Unable to get CD 1.4.0 to work with HTTPS



  • I think this is an issue with HTTPS but I'm not 100% sure.

    First of all I set Base Url to

    https://OURITSTOR.AD.QUEENSU.CA/clonedeploy/
    

    with Manual Override API Url checked.

    In this case, if Ipxe Use SSL is checked, then the :clonedeploy section of

    /tftboot/proxy/efi/pxelinux.cfg/default.ipxe
    

    comes out as follows:

    :clonedeploy
    kernel httpss://ouritstor.ad.queensu.ca/clonedeploy/api/clientimaging/IpxeBoot?filename=4.20.10x64&type=kernel initrd=initrd.xz root=/dev/ram0 rw ramdisk_size=156000  web=https://OURITSTOR.AD.QUEENSU.CA/clonedeploy/api/ClientImaging/ USER_TOKEN= consoleblank=0
    imgfetch --name initrd.xz httpss://ouritstor.ad.queensu.ca/clonedeploy/api/clientimaging/IpxeBoot?filename=initrd.xz&type=bootimage
    boot
    

    Note that two of the URLs are malformed with httpss as opposed to just https.

    If I do not check Ipxe Use SSL, the section that gets generated is this:

    :clonedeploy
    kernel http://ouritstor.ad.queensu.ca/clonedeploy/api/clientimaging/IpxeBoot?filename=4.20.10x64&type=kernel initrd=initrd.xz root=/dev/ram0 rw ramdisk_size=156000  web=https://OURITSTOR.AD.QUEENSU.CA/clonedeploy/api/ClientImaging/ USER_TOKEN= consoleblank=0
    imgfetch --name initrd.xz http://ouritstor.ad.queensu.ca/clonedeploy/api/clientimaging/IpxeBoot?filename=initrd.xz&type=bootimage
    boot
    

    Note that two of the URL's in the section have http as opposed to https (the web= switch still respsects my specified base URL but the other two URL's do not).
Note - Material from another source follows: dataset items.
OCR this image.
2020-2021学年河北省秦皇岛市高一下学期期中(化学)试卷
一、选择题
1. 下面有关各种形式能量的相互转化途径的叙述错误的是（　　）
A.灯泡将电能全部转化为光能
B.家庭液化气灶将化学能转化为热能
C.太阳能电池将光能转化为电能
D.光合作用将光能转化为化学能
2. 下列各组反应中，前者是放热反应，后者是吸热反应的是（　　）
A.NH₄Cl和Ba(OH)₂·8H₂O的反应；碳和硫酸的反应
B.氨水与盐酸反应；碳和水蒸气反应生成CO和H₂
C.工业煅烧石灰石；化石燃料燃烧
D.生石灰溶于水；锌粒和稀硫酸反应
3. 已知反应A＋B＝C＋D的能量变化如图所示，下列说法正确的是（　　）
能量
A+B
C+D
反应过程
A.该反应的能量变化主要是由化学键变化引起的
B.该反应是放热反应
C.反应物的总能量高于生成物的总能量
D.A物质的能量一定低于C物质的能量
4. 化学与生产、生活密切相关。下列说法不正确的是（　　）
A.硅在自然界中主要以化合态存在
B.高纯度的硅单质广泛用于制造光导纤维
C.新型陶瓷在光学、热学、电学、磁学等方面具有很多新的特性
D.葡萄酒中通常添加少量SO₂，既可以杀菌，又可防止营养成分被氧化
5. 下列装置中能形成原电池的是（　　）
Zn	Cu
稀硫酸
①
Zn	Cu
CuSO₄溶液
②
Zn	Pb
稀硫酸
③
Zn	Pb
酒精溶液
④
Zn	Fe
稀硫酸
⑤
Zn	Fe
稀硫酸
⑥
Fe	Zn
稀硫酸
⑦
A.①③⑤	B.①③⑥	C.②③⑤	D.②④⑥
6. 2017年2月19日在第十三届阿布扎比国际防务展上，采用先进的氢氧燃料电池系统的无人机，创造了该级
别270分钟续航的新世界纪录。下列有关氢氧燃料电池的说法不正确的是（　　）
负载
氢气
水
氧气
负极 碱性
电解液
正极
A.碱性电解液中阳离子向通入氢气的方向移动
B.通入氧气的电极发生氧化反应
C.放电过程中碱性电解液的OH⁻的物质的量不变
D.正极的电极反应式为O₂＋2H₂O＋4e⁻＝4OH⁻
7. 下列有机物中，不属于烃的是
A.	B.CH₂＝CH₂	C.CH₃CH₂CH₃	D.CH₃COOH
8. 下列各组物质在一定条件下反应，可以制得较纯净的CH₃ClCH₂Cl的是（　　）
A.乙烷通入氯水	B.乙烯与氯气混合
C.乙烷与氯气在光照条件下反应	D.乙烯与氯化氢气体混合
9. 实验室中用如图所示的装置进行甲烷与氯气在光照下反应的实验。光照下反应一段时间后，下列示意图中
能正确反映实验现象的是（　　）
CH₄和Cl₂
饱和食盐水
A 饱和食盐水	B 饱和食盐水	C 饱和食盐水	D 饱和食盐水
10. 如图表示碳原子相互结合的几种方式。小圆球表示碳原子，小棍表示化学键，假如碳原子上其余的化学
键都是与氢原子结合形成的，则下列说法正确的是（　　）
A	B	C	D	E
I don't know when the base url setting is supposed to be used but in my case I want https all the time.

    Anyway I fixed the URL's in the file and kept the base URL (in the settings) set to

    https://OURITSTOR.AD.QUEENSU.CA/clonedeploy/
    

    Edit: I stand by my contention (for now) that I'm unable to generate a proper ipxe file, but the remaining bit of this post was my bad (wrong file ownership on a custom script).



  • Thanks for discovering this. It's been fixed in https://github.com/cdadmin/clonedeploy/commit/b583f8a3321d08bffcc7e398acdb8d2cb36f3d63

    It will be available in the next release.

    Ipxe https is handled differently by design. Ipxe won't support self signed certs or certs signed by an internal CA. That's why it's not enabled by default for ipxe. Also there isn't really a need because nothing confidential is sent when booting from ipxe.

    If you haven't already discovered it, you can easily modify the boot menu from the WebUI to remove the extra s.



  • @clonedeploy_admin said in Unable to get CD 1.4.0 to work with HTTPS:

    Thanks for discovering this. It's been fixed in https://github.com/cdadmin/clonedeploy/commit/b583f8a3321d08bffcc7e398acdb8d2cb36f3d63

    It will be available in the next release.

    Ipxe https is handled differently by design. Ipxe won't support self signed certs or certs signed by an internal CA. That's why it's not enabled by default for ipxe. Also there isn't really a need because nothing confidential is sent when booting from ipxe.

    I already had a custom-build ipxe with my own internal cert built in so I know all about this. THe way I configured my web server it was basically configured exclusively for https but I'll make the necessary adjustments and then set it back when clonedeploy is ready.

    If you haven't already discovered it, you can easily modify the boot menu from the WebUI to remove the extra s.

    I don't see how this bug can be entirely fixed unless you make a similar fix to TaskBootMenu.cs. The individually generated task boot menus have the same problem which makes it arduous to manually fix upon the start of each server-initiated task.

    FOr the time being, I'll just make the necessary adjustments to my webserver and look forward to the next version. Thanks for looking into this so promtply BTW.



  • @clonedeploy_admin I still thihnk you need to fix TaskBootMenu.cs.